In 1946 separate Korean Workers Parties were founded in the South and North, with Kim Il-sung proposing a Marxist-Leninist ideological foundation. The party was outlawed in the South, where there were still a large number of communist followers, and in 1947 these underground cells began to organise armed guerilla uprising. One such uprising, on Jeju Island in 1948, resulted in a forcible suppression and thousands of deaths. Large numbers of the southern communists fled to Pyongyang in the North. The parties eventually merged in 1949 with Kim Il-sung appointed as party chairman.

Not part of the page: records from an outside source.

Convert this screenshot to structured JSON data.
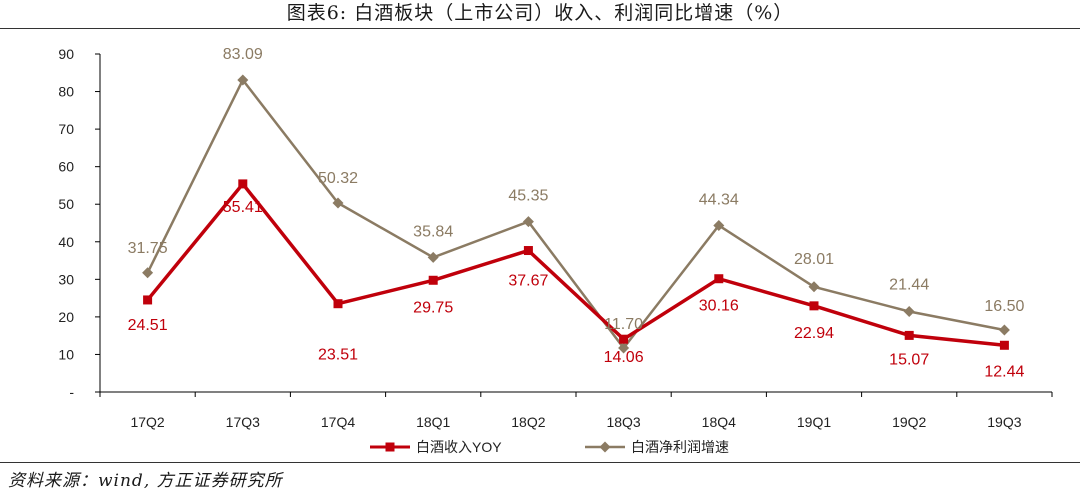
{
  "figure": {
    "title": "图表6:  白酒板块（上市公司）收入、利润同比增速（%）",
    "source": "资料来源：wind, 方正证券研究所"
  },
  "chart_data": {
    "type": "line",
    "categories": [
      "17Q2",
      "17Q3",
      "17Q4",
      "18Q1",
      "18Q2",
      "18Q3",
      "18Q4",
      "19Q1",
      "19Q2",
      "19Q3"
    ],
    "y_ticks": [
      "-",
      "10",
      "20",
      "30",
      "40",
      "50",
      "60",
      "70",
      "80",
      "90"
    ],
    "ylim": [
      0,
      90
    ],
    "grid": false,
    "legend_position": "bottom",
    "series": [
      {
        "name": "白酒收入YOY",
        "color": "#c0000b",
        "marker": "square",
        "values": [
          24.51,
          55.41,
          23.51,
          29.75,
          37.67,
          14.06,
          30.16,
          22.94,
          15.07,
          12.44
        ],
        "labels": [
          "24.51",
          "55.41",
          "23.51",
          "29.75",
          "37.67",
          "14.06",
          "30.16",
          "22.94",
          "15.07",
          "12.44"
        ]
      },
      {
        "name": "白酒净利润增速",
        "color": "#8b7b63",
        "marker": "diamond",
        "values": [
          31.75,
          83.09,
          50.32,
          35.84,
          45.35,
          11.7,
          44.34,
          28.01,
          21.44,
          16.5
        ],
        "labels": [
          "31.75",
          "83.09",
          "50.32",
          "35.84",
          "45.35",
          "11.70",
          "44.34",
          "28.01",
          "21.44",
          "16.50"
        ]
      }
    ]
  }
}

The Juche ideology was developed by Kim Il-sung in 1955. Originally seen as a version of Marxism-Leninism, it gradually evolved into a specifically Korean ideological doctrine with three fundamental principles outlined by Kim in 1965: political independence; economic self-sustenance; self-reliance in defence. During the Sino-Soviet Split of the 1950s and 1960s North Korea began to align itself with China and to move away from the Soviet Union. Maoist ideas and theories began to take precedence, and in 1972 Marxism-Leninism was officially replaced by Juche as the state ideology. The notion of 'Kimilsungism' was promoted from the 1970s as Kim grew in power, and the references to and celebration of Soviet achievements in posters - which had been commonplace in the 1950s and 1960s - gradually disappeared. In 2012 it was reported that the giant portraits of Lenin and Marx that once hung in Kim Il-sung Square had been removed.